Comment Re:EHR Developers are not EHR Daily Drivers (Score 1) 111
+1 to above. This is exactly my complaint. Lots of doctor-hate above which is weird, but look at the flip side, from a doctor who also does programming and studied CS. The EMRs are TERRIBLE. All of them. However, I don't rant about the incompetence of the IT programmers, because it is a gulf that we both need to address (physicians and IT designers).

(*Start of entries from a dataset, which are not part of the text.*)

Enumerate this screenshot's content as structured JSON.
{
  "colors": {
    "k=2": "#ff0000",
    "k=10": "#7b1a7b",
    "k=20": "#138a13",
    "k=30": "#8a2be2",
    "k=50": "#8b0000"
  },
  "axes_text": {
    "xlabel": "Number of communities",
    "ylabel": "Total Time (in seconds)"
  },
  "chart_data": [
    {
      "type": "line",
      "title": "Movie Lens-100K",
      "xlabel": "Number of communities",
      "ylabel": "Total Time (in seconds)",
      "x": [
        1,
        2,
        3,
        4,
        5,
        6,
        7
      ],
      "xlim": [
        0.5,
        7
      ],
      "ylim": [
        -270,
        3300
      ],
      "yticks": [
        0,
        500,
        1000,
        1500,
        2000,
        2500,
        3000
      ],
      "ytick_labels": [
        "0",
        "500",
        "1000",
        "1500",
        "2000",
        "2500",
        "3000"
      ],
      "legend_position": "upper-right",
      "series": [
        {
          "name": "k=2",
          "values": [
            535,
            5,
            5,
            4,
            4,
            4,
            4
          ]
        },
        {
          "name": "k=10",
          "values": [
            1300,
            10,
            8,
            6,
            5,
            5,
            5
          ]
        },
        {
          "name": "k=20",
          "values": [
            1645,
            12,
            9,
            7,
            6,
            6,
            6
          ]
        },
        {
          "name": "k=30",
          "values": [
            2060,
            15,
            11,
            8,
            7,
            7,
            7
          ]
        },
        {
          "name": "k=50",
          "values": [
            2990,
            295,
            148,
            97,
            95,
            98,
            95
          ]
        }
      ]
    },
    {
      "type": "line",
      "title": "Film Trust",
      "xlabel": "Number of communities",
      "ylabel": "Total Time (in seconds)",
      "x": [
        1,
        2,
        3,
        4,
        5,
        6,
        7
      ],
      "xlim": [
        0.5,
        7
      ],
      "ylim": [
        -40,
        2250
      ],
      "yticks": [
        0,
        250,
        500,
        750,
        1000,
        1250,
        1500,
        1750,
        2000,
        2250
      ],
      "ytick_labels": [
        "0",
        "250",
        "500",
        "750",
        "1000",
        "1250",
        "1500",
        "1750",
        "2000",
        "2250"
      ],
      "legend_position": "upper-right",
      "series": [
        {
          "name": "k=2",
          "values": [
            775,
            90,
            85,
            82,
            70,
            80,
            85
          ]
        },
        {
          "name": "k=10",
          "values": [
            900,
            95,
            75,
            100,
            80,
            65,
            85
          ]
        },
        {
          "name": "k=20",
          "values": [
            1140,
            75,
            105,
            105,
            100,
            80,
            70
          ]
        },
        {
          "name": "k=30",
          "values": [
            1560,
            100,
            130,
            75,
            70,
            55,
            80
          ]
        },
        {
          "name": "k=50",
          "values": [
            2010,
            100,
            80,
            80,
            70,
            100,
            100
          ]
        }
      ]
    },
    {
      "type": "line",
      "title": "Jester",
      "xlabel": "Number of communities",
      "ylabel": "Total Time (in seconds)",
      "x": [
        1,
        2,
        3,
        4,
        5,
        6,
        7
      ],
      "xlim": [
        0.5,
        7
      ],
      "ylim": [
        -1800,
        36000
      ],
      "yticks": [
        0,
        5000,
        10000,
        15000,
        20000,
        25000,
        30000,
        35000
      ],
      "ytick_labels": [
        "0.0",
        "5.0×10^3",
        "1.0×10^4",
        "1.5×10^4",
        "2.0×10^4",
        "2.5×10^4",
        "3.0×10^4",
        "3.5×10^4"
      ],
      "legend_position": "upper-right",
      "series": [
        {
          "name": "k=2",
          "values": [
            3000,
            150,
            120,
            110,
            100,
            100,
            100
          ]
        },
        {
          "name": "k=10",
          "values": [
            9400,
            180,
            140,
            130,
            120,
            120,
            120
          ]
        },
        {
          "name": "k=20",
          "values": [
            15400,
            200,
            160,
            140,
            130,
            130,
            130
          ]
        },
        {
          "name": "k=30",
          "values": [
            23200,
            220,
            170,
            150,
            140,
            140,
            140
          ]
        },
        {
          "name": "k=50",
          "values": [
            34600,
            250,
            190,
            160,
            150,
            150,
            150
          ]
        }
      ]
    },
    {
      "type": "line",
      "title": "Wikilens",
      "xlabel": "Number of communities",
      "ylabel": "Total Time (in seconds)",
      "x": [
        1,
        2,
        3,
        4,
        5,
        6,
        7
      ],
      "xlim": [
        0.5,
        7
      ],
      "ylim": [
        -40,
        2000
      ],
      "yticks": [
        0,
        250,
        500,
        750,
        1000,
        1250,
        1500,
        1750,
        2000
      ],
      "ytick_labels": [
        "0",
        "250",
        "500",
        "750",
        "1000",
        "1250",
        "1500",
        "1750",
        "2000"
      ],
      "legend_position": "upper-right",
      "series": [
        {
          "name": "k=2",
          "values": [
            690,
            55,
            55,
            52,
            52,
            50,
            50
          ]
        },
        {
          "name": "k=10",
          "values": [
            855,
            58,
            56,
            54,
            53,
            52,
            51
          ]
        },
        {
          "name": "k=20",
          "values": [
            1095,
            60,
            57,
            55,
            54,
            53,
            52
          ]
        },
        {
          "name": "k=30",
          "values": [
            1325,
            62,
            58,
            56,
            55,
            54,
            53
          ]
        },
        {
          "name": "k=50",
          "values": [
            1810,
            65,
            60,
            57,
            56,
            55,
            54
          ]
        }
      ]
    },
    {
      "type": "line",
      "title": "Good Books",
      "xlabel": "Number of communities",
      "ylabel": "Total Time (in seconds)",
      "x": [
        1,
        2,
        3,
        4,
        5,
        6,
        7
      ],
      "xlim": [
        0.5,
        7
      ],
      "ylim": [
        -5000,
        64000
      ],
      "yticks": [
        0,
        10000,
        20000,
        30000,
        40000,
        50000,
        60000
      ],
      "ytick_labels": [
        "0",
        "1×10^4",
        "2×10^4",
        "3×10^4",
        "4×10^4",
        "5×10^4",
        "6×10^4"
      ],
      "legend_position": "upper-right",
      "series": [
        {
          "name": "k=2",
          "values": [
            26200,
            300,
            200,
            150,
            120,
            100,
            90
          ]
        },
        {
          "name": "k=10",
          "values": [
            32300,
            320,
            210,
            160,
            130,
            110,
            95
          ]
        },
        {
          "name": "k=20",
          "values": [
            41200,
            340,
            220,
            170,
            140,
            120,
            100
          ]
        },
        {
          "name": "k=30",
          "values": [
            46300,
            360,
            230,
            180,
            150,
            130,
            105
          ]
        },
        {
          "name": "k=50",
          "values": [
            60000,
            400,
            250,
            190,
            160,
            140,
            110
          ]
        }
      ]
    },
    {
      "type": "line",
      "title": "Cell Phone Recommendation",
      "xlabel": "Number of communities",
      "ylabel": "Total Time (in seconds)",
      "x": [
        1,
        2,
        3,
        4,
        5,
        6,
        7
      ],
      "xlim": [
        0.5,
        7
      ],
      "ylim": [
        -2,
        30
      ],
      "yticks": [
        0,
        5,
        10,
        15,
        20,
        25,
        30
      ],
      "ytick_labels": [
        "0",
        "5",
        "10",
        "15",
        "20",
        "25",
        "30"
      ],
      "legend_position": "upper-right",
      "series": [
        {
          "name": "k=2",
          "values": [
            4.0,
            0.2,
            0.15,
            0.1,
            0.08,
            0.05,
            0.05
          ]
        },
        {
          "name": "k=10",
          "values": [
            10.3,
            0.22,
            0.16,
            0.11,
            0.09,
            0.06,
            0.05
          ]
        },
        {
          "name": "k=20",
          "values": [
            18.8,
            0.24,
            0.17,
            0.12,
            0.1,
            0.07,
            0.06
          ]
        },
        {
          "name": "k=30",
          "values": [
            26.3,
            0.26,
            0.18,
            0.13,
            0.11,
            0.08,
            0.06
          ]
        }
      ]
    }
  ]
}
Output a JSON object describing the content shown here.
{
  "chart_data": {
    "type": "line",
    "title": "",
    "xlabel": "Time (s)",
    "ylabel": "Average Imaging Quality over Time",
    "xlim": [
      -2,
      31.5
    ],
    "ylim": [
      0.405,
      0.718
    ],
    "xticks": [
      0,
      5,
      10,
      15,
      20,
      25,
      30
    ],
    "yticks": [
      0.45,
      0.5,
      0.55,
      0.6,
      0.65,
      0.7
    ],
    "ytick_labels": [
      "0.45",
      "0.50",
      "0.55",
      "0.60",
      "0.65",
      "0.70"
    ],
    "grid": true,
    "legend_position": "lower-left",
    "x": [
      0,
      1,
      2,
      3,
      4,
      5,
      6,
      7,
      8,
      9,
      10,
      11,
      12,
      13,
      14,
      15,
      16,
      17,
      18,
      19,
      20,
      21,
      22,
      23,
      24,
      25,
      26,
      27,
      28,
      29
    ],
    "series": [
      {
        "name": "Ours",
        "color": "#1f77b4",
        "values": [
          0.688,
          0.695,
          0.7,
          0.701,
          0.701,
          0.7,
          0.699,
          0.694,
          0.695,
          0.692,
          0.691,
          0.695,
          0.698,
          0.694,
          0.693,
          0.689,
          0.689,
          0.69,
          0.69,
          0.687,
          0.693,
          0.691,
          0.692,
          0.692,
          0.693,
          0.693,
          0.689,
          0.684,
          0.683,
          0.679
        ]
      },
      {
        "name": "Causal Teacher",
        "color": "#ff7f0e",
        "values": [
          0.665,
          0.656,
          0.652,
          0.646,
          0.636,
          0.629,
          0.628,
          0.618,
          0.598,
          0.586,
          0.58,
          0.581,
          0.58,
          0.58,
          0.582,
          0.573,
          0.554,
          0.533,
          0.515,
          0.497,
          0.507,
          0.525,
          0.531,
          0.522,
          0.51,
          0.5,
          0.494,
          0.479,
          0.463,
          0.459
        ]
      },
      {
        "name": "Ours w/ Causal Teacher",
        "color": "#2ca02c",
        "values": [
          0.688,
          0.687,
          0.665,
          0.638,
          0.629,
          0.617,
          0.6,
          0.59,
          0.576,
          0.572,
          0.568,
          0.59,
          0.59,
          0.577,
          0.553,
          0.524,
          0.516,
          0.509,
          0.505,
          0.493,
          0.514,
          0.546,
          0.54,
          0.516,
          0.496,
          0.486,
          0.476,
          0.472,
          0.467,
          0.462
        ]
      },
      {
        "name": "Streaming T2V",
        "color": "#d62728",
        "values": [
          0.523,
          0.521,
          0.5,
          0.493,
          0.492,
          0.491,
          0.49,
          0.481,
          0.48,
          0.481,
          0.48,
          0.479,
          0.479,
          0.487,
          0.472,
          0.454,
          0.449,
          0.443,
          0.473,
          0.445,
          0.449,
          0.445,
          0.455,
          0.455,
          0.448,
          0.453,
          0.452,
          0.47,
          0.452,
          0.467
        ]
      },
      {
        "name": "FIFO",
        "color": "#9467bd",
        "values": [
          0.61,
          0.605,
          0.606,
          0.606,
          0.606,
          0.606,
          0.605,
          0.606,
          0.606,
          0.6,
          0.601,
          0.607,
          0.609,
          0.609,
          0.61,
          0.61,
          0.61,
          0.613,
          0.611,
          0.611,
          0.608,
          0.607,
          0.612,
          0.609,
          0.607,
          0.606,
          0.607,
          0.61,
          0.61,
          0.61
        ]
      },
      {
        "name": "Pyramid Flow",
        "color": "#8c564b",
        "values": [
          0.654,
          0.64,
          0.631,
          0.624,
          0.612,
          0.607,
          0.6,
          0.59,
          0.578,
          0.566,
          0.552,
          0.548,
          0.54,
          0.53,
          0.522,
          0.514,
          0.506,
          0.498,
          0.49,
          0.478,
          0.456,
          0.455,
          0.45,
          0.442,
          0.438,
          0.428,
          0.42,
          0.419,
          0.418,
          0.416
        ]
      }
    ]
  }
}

I don't see this staying this way forever, but fixing usability issues are long overdue. In one Epic Fail system (those in the industry know what I mean), there is difficulty in even searching for a drug, you have to do old-style SQL type queries "starts with" or "contains", and spell rythmol as rhythmol and it can't figure it out. Obviously there are dangers to auto-correct with drug names, but finding the correct drug with a simple verification should be facile.
The UI designers also think that "clicking" is easier, but when you do something 100 times a day, as others have said, having full keyboard control is desired.
Finally, to load a patient or switch a context might take 20 seconds. Imagine that you have time-sensitive tasks and each time you do something there is 20 seconds of not-really-usable time wasted where you have to sit there and check the screen to see if it is updated? It is beyond frustration and doesn't work into the workflow of seeing patients.
Granted, I had the same complaints in 2005, and can't believe 11 years later I have the exact. same. complaints.